Пот катился с меня градом, слепни кружились над нами, гудя, как вражеские истребители, заходящие на вираж. Идти было и так тяжело, а уж в обнимку с пьяным мокрым мужиком, у которого на каждом шагу ноги то подгибались, то заплетались, тем более. И я вскоре сдалась.
Выбрав удобное место под крутым бережком, я свалила с себя тяжкий пьяный груз, осевший на землю с невнятным мычанием. Наклонилась к нему поближе, чтобы попытаться разобрать, что он там пытается мне сказать, но услышала только могучий храп. Помахав перед своим лицом ладонью, чтобы разогнать мощный выхлоп паров спирта, я оставила его в покое, уселась рядышком на песочек и стала прикидывать наши шансы.
Шансы были, прямо скажем, не ахти. Вода есть, вот она, плещется возле моих ног. А вот с едой у нас туговато.
Я покосилась на рюкзак с драгоценным грузом – туалетной бумагой и прочими «мыльно-рыльными» принадлежностями, скрашивающими мне пребывание в этих совершенно лишенных благ цивилизации местах, воплощающих сплошную антисанитарию. Хорошо, что Костя его прихватил.
Нож, пистолет, бутылка водки…ну, четверть бутылки. Зажигалка…
Неплохо, решила я для себя, отодвигая на задний план соображения о том, что если уж он все это время опасался разжигать огонь, то и пистолетом для охоты вряд ли воспользуется.
А вот пусть у него голова болит, когда он проснется, – беспечно решила я и легла на землю рядом со спящим товарищем по лесным скитаниям, закинув руки за голову.
Мы проваландались на берегу до тех пор, пока Константин не начал трезветь и не зашевелился у меня под боком. Долго лежать без дела на одном месте я не могла. Поэтому пока он дрых, я успела искупаться в речке. Одежку свою решила пока не стирать, несмотря на впитавшийся в каждую складочку моего джемпера запах пота и дыма.

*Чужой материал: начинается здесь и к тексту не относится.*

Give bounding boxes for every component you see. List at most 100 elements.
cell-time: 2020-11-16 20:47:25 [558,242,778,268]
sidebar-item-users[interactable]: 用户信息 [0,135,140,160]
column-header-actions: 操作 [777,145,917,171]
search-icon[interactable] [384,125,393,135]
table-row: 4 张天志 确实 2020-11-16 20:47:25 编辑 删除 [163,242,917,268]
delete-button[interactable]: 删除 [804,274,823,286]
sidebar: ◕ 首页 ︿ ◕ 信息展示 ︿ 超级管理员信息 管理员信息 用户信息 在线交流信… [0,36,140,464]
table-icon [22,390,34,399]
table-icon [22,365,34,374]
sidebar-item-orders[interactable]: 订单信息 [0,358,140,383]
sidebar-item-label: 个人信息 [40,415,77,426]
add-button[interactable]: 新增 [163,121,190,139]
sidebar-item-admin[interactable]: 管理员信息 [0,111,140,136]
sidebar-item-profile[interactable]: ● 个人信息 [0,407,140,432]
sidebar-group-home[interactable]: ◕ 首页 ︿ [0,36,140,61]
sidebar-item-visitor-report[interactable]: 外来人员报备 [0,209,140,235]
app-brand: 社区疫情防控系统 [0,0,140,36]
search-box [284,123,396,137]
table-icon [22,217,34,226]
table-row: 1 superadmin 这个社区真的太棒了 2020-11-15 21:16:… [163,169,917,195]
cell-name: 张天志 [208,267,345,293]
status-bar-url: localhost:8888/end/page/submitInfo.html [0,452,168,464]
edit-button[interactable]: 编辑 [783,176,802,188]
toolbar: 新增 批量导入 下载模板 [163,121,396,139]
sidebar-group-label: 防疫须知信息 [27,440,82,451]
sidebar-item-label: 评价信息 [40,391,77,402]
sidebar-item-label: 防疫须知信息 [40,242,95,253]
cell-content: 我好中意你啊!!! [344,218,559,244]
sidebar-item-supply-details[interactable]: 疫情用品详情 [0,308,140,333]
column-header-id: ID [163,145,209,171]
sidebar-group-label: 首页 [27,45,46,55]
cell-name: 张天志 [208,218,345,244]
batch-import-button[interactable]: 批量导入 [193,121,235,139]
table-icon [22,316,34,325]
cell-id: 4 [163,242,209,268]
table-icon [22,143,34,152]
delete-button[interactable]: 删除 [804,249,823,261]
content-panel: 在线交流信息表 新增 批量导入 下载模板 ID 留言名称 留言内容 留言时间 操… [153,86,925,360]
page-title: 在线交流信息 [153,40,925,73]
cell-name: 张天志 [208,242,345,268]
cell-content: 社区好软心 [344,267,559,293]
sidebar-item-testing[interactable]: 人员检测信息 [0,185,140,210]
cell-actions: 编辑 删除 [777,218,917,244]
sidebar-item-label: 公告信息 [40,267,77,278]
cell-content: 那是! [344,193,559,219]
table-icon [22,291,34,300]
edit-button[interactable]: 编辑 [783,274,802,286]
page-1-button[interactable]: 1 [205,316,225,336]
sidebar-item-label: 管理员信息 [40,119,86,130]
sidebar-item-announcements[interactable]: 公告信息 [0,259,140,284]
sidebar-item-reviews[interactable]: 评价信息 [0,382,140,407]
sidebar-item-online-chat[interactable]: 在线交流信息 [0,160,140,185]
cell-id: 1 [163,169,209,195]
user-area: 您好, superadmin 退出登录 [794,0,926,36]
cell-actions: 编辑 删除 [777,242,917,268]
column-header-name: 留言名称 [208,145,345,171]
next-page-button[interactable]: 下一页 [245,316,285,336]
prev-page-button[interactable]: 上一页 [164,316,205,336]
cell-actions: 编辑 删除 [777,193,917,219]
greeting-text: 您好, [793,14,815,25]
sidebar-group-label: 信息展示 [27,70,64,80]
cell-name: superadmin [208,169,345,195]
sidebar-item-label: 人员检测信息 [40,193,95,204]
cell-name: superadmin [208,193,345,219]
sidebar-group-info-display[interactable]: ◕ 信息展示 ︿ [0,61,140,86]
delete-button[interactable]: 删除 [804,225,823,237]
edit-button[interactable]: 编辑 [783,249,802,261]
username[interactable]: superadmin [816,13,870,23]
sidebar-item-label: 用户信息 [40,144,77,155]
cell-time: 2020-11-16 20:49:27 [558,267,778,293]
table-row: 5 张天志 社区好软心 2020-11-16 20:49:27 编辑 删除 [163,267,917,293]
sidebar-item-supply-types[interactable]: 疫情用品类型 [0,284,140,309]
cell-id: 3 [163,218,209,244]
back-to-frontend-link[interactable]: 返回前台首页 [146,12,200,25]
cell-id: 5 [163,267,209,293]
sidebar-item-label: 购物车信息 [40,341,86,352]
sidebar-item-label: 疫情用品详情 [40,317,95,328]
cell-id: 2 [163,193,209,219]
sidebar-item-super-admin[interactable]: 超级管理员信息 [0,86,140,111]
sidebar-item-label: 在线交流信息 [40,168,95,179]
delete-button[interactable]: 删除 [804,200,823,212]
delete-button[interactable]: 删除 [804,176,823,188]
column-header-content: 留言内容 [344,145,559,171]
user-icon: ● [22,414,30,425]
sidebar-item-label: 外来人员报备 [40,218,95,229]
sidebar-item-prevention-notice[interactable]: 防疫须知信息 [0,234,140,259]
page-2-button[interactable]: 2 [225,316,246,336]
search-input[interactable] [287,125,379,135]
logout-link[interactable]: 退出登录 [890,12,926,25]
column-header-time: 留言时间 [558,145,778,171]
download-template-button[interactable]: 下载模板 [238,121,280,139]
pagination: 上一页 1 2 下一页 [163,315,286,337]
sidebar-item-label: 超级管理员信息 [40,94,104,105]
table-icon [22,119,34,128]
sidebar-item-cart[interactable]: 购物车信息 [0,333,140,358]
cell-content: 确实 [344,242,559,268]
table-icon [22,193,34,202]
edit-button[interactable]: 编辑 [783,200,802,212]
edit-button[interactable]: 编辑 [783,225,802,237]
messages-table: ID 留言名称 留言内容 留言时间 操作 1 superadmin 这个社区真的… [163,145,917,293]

Лето вдруг расщедрилось на жаркий и знойный август, но ночи уже были почти по-осеннему холодны. Под утро выпадала ледяная роса, и противный озноб пробирался под одежду так, что тело постепенно превращалось в кусок льда. Поэтому, понимая, что как только солнце склонится к горизонту, я неизбежно замерзну в мокрой одежде, которая, конечно же, не успеет высохнуть, я решила, что от грязной одежды еще никто не умер, а чистота никого не спасла ночного от холода.
Поэтому я бесцельно бродила по отмели по щиколотку в воде, распугивая мелких рыбок, выставив на солнышко вымокшие во время нашего бегства из лагеря ботинки и с превеликим трудом засучив до колен предельно узкие джинсы, когда тело на берегу наконец начало шевелиться. Костя с трудом сел, опираясь руками о землю, помотал головой и снова чуть не рухнул обратно.

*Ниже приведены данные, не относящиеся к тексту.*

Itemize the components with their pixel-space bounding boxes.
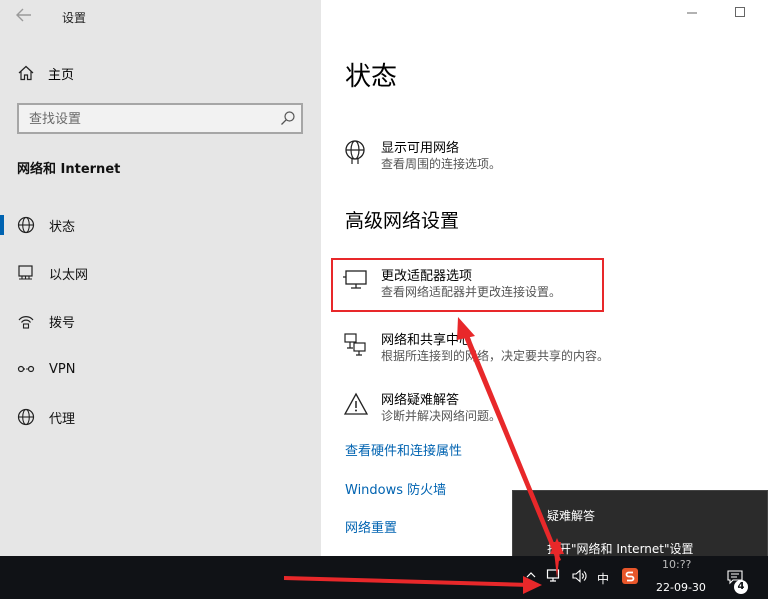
warning-icon [343,392,369,415]
section-title: 网络和 Internet [17,162,121,177]
option-title: 网络和共享中心 [381,333,473,348]
minimize-button[interactable] [684,6,700,22]
window-title: 设置 [62,11,87,25]
tray-context-menu: 疑难解答 打开"网络和 Internet"设置 [512,490,768,562]
page-title: 状态 [345,62,398,92]
taskbar: 中 10:?? 22-09-30 [0,556,768,599]
ime-indicator[interactable]: 中 [597,570,609,587]
section-heading: 高级网络设置 [345,210,460,232]
vpn-icon [17,365,35,373]
option-desc: 查看周围的连接选项。 [381,157,502,171]
minimize-icon [687,12,697,14]
search-icon[interactable] [280,110,296,126]
sidebar-item-label: 状态 [49,219,76,235]
network-sharing-center[interactable]: 网络和共享中心 根据所连接到的网络，决定要共享的内容。 [343,329,623,369]
globe-icon [17,216,35,234]
clock-date[interactable]: 22-09-30 [656,581,706,594]
clock-time[interactable]: 10:?? [662,558,691,571]
sidebar-item-status[interactable]: 状态 [0,205,321,245]
search-input[interactable] [19,105,271,133]
show-networks-option[interactable]: 显示可用网络 查看周围的连接选项。 [343,137,583,177]
search-box[interactable] [17,103,303,134]
sogou-s-icon [625,571,635,582]
sidebar-item-label: 拨号 [49,315,76,331]
home-icon [18,65,34,81]
globe-icon [17,408,35,426]
highlight-annotation [331,258,604,312]
option-title: 显示可用网络 [381,141,460,156]
hardware-properties-link[interactable]: 查看硬件和连接属性 [345,440,462,459]
window-controls [684,6,748,22]
globe-icon [345,140,365,164]
network-reset-link[interactable]: 网络重置 [345,517,397,536]
arrow-left-icon [16,8,31,22]
chevron-up-icon[interactable] [526,570,536,580]
menu-item-troubleshoot[interactable]: 疑难解答 [547,507,595,524]
windows-firewall-link[interactable]: Windows 防火墙 [345,479,446,498]
sidebar-item-label: 代理 [49,411,76,427]
sogou-ime-icon[interactable] [622,568,638,584]
maximize-icon [735,7,745,17]
option-desc: 根据所连接到的网络，决定要共享的内容。 [381,349,610,363]
sidebar-item-label: 以太网 [49,267,89,283]
option-title: 网络疑难解答 [381,393,460,408]
back-button[interactable] [16,8,38,26]
sidebar-item-label: 主页 [48,67,75,83]
sidebar-item-label: VPN [49,361,76,377]
sidebar-item-vpn[interactable]: VPN [0,349,321,389]
option-desc: 诊断并解决网络问题。 [381,409,502,423]
ethernet-icon [18,265,33,280]
sidebar-item-home[interactable]: 主页 [18,63,74,83]
sidebar-item-dialup[interactable]: 拨号 [0,301,321,341]
settings-sidebar: 设置 主页 网络和 Internet 状态 以太网 [0,0,321,556]
network-share-icon [344,333,366,356]
dialup-icon [18,316,34,329]
maximize-button[interactable] [732,6,748,22]
sidebar-item-proxy[interactable]: 代理 [0,397,321,437]
sidebar-item-ethernet[interactable]: 以太网 [0,253,321,293]
speaker-icon[interactable] [572,569,588,583]
notification-badge: 4 [734,580,748,594]
network-troubleshooter[interactable]: 网络疑难解答 诊断并解决网络问题。 [343,389,583,429]
network-tray-icon[interactable] [546,568,562,584]
menu-item-open-network-settings[interactable]: 打开"网络和 Internet"设置 [547,540,694,557]
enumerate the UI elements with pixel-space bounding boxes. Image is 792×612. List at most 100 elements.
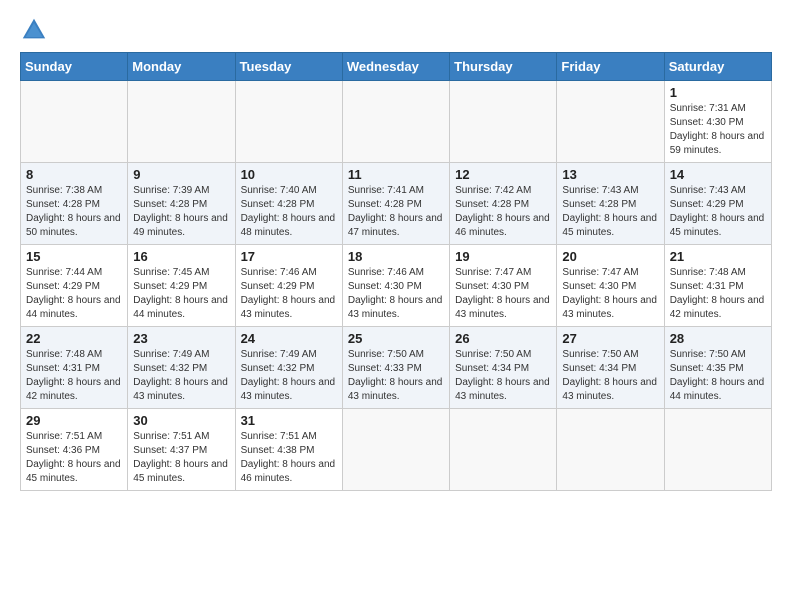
sunrise-text: Sunrise: 7:31 AM [670,102,766,116]
daylight-text: Daylight: 8 hours and 43 minutes. [562,294,658,322]
sunrise-text: Sunrise: 7:42 AM [455,184,551,198]
calendar-week-row: 1 Sunrise: 7:31 AM Sunset: 4:30 PM Dayli… [21,81,772,163]
calendar-cell: 13 Sunrise: 7:43 AM Sunset: 4:28 PM Dayl… [557,163,664,245]
daylight-text: Daylight: 8 hours and 42 minutes. [670,294,766,322]
sunrise-text: Sunrise: 7:51 AM [241,430,337,444]
daylight-text: Daylight: 8 hours and 49 minutes. [133,212,229,240]
day-number: 1 [670,85,766,100]
daylight-text: Daylight: 8 hours and 42 minutes. [26,376,122,404]
calendar-cell: 24 Sunrise: 7:49 AM Sunset: 4:32 PM Dayl… [235,327,342,409]
sunset-text: Sunset: 4:30 PM [455,280,551,294]
calendar-cell: 27 Sunrise: 7:50 AM Sunset: 4:34 PM Dayl… [557,327,664,409]
sunset-text: Sunset: 4:30 PM [670,116,766,130]
day-info: Sunrise: 7:38 AM Sunset: 4:28 PM Dayligh… [26,184,122,240]
calendar-cell: 16 Sunrise: 7:45 AM Sunset: 4:29 PM Dayl… [128,245,235,327]
day-info: Sunrise: 7:49 AM Sunset: 4:32 PM Dayligh… [133,348,229,404]
day-number: 15 [26,249,122,264]
day-info: Sunrise: 7:50 AM Sunset: 4:35 PM Dayligh… [670,348,766,404]
daylight-text: Daylight: 8 hours and 45 minutes. [562,212,658,240]
daylight-text: Daylight: 8 hours and 50 minutes. [26,212,122,240]
calendar-cell: 23 Sunrise: 7:49 AM Sunset: 4:32 PM Dayl… [128,327,235,409]
sunset-text: Sunset: 4:28 PM [455,198,551,212]
weekday-header-friday: Friday [557,53,664,81]
daylight-text: Daylight: 8 hours and 43 minutes. [348,294,444,322]
day-info: Sunrise: 7:51 AM Sunset: 4:37 PM Dayligh… [133,430,229,486]
day-number: 26 [455,331,551,346]
calendar-week-row: 29 Sunrise: 7:51 AM Sunset: 4:36 PM Dayl… [21,409,772,491]
sunrise-text: Sunrise: 7:46 AM [348,266,444,280]
sunrise-text: Sunrise: 7:50 AM [562,348,658,362]
calendar-week-row: 22 Sunrise: 7:48 AM Sunset: 4:31 PM Dayl… [21,327,772,409]
calendar-week-row: 15 Sunrise: 7:44 AM Sunset: 4:29 PM Dayl… [21,245,772,327]
weekday-header-saturday: Saturday [664,53,771,81]
calendar-cell: 8 Sunrise: 7:38 AM Sunset: 4:28 PM Dayli… [21,163,128,245]
calendar-cell: 10 Sunrise: 7:40 AM Sunset: 4:28 PM Dayl… [235,163,342,245]
day-info: Sunrise: 7:43 AM Sunset: 4:29 PM Dayligh… [670,184,766,240]
sunset-text: Sunset: 4:28 PM [562,198,658,212]
sunset-text: Sunset: 4:29 PM [670,198,766,212]
weekday-header-sunday: Sunday [21,53,128,81]
sunset-text: Sunset: 4:29 PM [133,280,229,294]
day-number: 11 [348,167,444,182]
daylight-text: Daylight: 8 hours and 47 minutes. [348,212,444,240]
day-number: 30 [133,413,229,428]
day-number: 12 [455,167,551,182]
calendar-cell: 14 Sunrise: 7:43 AM Sunset: 4:29 PM Dayl… [664,163,771,245]
calendar-cell: 25 Sunrise: 7:50 AM Sunset: 4:33 PM Dayl… [342,327,449,409]
sunrise-text: Sunrise: 7:43 AM [670,184,766,198]
day-info: Sunrise: 7:49 AM Sunset: 4:32 PM Dayligh… [241,348,337,404]
sunset-text: Sunset: 4:30 PM [562,280,658,294]
weekday-header-thursday: Thursday [450,53,557,81]
daylight-text: Daylight: 8 hours and 45 minutes. [133,458,229,486]
calendar-cell: 18 Sunrise: 7:46 AM Sunset: 4:30 PM Dayl… [342,245,449,327]
day-number: 9 [133,167,229,182]
day-info: Sunrise: 7:48 AM Sunset: 4:31 PM Dayligh… [26,348,122,404]
day-number: 23 [133,331,229,346]
daylight-text: Daylight: 8 hours and 43 minutes. [455,294,551,322]
day-info: Sunrise: 7:46 AM Sunset: 4:30 PM Dayligh… [348,266,444,322]
calendar-cell: 9 Sunrise: 7:39 AM Sunset: 4:28 PM Dayli… [128,163,235,245]
sunrise-text: Sunrise: 7:44 AM [26,266,122,280]
daylight-text: Daylight: 8 hours and 48 minutes. [241,212,337,240]
day-info: Sunrise: 7:43 AM Sunset: 4:28 PM Dayligh… [562,184,658,240]
sunrise-text: Sunrise: 7:50 AM [455,348,551,362]
calendar-cell [557,81,664,163]
day-number: 29 [26,413,122,428]
calendar-cell: 11 Sunrise: 7:41 AM Sunset: 4:28 PM Dayl… [342,163,449,245]
logo-icon [20,16,48,44]
sunrise-text: Sunrise: 7:38 AM [26,184,122,198]
day-info: Sunrise: 7:50 AM Sunset: 4:33 PM Dayligh… [348,348,444,404]
sunrise-text: Sunrise: 7:50 AM [348,348,444,362]
day-number: 27 [562,331,658,346]
calendar-cell: 1 Sunrise: 7:31 AM Sunset: 4:30 PM Dayli… [664,81,771,163]
calendar-cell: 21 Sunrise: 7:48 AM Sunset: 4:31 PM Dayl… [664,245,771,327]
day-number: 31 [241,413,337,428]
calendar-cell: 17 Sunrise: 7:46 AM Sunset: 4:29 PM Dayl… [235,245,342,327]
sunrise-text: Sunrise: 7:41 AM [348,184,444,198]
sunset-text: Sunset: 4:30 PM [348,280,444,294]
sunset-text: Sunset: 4:36 PM [26,444,122,458]
calendar-cell [450,409,557,491]
sunset-text: Sunset: 4:29 PM [26,280,122,294]
sunrise-text: Sunrise: 7:40 AM [241,184,337,198]
daylight-text: Daylight: 8 hours and 45 minutes. [670,212,766,240]
logo [20,16,52,44]
calendar-week-row: 8 Sunrise: 7:38 AM Sunset: 4:28 PM Dayli… [21,163,772,245]
day-info: Sunrise: 7:47 AM Sunset: 4:30 PM Dayligh… [455,266,551,322]
calendar-cell: 19 Sunrise: 7:47 AM Sunset: 4:30 PM Dayl… [450,245,557,327]
sunrise-text: Sunrise: 7:46 AM [241,266,337,280]
day-info: Sunrise: 7:50 AM Sunset: 4:34 PM Dayligh… [455,348,551,404]
day-number: 13 [562,167,658,182]
day-number: 22 [26,331,122,346]
day-info: Sunrise: 7:40 AM Sunset: 4:28 PM Dayligh… [241,184,337,240]
calendar-cell: 26 Sunrise: 7:50 AM Sunset: 4:34 PM Dayl… [450,327,557,409]
calendar-cell: 12 Sunrise: 7:42 AM Sunset: 4:28 PM Dayl… [450,163,557,245]
sunset-text: Sunset: 4:28 PM [241,198,337,212]
sunset-text: Sunset: 4:31 PM [670,280,766,294]
day-info: Sunrise: 7:50 AM Sunset: 4:34 PM Dayligh… [562,348,658,404]
sunset-text: Sunset: 4:38 PM [241,444,337,458]
sunset-text: Sunset: 4:29 PM [241,280,337,294]
daylight-text: Daylight: 8 hours and 44 minutes. [26,294,122,322]
daylight-text: Daylight: 8 hours and 46 minutes. [455,212,551,240]
sunset-text: Sunset: 4:28 PM [26,198,122,212]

Я остановилась, глядя на него с воды, и мои босые ступни приятно начали погружаться в зыбкое песчаное дно, а в щиколотки тыкались тут же окружившие меня мальки.

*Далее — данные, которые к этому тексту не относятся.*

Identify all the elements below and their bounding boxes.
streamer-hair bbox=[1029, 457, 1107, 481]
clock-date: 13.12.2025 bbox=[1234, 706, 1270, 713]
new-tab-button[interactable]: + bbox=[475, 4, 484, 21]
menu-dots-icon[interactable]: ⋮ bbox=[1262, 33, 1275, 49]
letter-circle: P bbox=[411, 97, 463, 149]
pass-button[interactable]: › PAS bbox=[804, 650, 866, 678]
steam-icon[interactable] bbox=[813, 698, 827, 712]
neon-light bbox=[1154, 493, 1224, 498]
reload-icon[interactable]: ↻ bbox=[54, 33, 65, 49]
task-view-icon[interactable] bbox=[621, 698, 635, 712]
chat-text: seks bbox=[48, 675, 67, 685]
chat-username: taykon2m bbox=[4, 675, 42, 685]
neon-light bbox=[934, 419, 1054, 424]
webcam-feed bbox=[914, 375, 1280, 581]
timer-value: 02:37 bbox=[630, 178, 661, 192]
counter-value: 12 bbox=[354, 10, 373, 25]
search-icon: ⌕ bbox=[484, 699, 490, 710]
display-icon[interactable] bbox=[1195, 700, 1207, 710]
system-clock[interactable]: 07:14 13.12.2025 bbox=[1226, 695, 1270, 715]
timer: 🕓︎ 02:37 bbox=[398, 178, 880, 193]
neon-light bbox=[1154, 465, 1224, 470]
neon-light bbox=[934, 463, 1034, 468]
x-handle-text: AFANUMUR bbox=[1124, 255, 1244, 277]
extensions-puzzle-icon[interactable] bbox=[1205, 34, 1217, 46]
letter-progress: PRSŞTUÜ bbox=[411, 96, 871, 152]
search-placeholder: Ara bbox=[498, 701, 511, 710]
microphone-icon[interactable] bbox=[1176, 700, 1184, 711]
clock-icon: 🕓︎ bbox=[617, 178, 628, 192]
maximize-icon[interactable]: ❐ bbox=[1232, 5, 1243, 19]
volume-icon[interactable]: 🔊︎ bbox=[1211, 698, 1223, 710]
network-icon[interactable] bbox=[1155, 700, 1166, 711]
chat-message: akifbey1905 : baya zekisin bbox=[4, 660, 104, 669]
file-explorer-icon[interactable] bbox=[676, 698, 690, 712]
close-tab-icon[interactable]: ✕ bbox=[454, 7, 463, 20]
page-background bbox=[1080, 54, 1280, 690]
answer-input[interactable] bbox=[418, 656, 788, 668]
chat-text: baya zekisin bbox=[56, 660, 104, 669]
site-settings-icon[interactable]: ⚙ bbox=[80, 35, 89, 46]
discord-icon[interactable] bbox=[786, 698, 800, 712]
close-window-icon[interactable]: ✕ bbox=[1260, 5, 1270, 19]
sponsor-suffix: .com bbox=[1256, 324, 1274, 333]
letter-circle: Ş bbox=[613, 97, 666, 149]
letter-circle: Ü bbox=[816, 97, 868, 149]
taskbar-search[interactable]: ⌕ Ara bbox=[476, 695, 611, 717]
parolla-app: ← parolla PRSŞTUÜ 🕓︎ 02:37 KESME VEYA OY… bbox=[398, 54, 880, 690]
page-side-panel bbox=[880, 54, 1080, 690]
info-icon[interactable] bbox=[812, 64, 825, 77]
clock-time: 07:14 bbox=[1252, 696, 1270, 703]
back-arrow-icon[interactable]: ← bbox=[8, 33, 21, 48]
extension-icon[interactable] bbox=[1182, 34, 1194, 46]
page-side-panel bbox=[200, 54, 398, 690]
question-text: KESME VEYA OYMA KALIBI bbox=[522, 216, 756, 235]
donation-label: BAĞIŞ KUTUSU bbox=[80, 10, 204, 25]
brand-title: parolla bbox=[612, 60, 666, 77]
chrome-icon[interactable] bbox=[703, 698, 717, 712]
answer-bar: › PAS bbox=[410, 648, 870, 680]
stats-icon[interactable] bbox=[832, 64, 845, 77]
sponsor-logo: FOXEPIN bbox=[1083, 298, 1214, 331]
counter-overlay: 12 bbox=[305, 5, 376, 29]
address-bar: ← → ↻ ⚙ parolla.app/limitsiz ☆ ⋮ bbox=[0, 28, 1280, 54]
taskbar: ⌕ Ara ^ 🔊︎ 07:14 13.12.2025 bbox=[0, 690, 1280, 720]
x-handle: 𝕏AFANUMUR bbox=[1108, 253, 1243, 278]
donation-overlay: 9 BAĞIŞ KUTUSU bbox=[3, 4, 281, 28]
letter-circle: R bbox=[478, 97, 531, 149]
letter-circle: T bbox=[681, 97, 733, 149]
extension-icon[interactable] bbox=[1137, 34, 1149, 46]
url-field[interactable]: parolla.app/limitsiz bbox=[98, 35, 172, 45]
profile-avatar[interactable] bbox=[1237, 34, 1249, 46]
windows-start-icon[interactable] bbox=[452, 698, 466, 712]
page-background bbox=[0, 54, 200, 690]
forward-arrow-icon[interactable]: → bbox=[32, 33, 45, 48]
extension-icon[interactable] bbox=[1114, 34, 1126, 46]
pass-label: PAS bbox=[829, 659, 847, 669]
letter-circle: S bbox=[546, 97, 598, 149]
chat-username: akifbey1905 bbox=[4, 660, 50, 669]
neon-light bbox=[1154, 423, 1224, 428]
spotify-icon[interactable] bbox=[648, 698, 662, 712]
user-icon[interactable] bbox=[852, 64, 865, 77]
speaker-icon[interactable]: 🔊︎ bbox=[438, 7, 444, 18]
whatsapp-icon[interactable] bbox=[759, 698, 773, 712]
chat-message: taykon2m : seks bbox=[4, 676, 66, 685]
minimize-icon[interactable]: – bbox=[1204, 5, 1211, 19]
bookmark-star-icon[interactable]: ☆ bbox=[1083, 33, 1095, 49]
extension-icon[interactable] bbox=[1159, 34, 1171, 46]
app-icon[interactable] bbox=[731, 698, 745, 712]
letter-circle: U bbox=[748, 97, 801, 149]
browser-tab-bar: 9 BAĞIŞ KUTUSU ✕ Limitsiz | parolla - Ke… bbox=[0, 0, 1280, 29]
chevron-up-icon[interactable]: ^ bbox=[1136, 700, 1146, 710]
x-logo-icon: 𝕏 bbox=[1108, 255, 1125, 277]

Константин попытался подняться, но ему удалось это только с третьей попытки. Наконец он встал, шатаясь и держась рукой за корни, выпирающие из крутого обрывистого бережка.
Глядя на меня мутным взглядом и покачиваясь, как королевская кобра перед броском, он, по-видимому, пытался вспомнить, кто я такая. А может, даже – кто он сам такой. Я ему вполне искренне посочувствовала.
Наконец, ему удалось навести резкость, он несколько раз глубоко вдохнул, видимо, справляясь с дурнотой, и сделал несколько неуверенных шагов по направлению ко мне.
Я уперла руки в боки и скомандовала:
– Штаны снимай!
Он остановился и вперил в меня бесконечно удивленный взгляд.
– А ты горячая штучка! – пьяно шепелявя, выговорил он и взялся за ремень.
– Я-то горячая. А вода мокрая. Штаны до ночи не высохнут. Лучше сними, если собираешься лезть в воду.
Мою тираду если и услышали, то только прозрачные голубые стрекозы. Но и они никак на нее не отозвались.
Костик попер в воду, как измученный жаждой буйвол. Бухнулся на четвереньки, обдав меня веером брызг, погрузил в воду голову, несколько раз встряхнулся, вылакал, жадно глотая, с полведра воды прямо из речки, потом и вовсе плашмя рухнул в воду. Расслабился и бревнышком поплыл лицом вниз, подхваченный течением. Я взяла его за шкирку, приподняла над водой, потом пару раз макнула, встряхнула. Он расфыркался, цепляясь за меня, встал на ноги и тут же, обняв меня, повис всем своим немалым весом, что-то пьяно бормоча.
«Все, плакала моя сухая одежда», – подумала я, поддерживая это мокрое чудовище и обтекая вместе с ним.
Что ж, зато он смыл с себя всю грязищу, в которой успел изгваздаться, пока мы с ним удирали по кустам. А я теперь смело могу постирать одежду.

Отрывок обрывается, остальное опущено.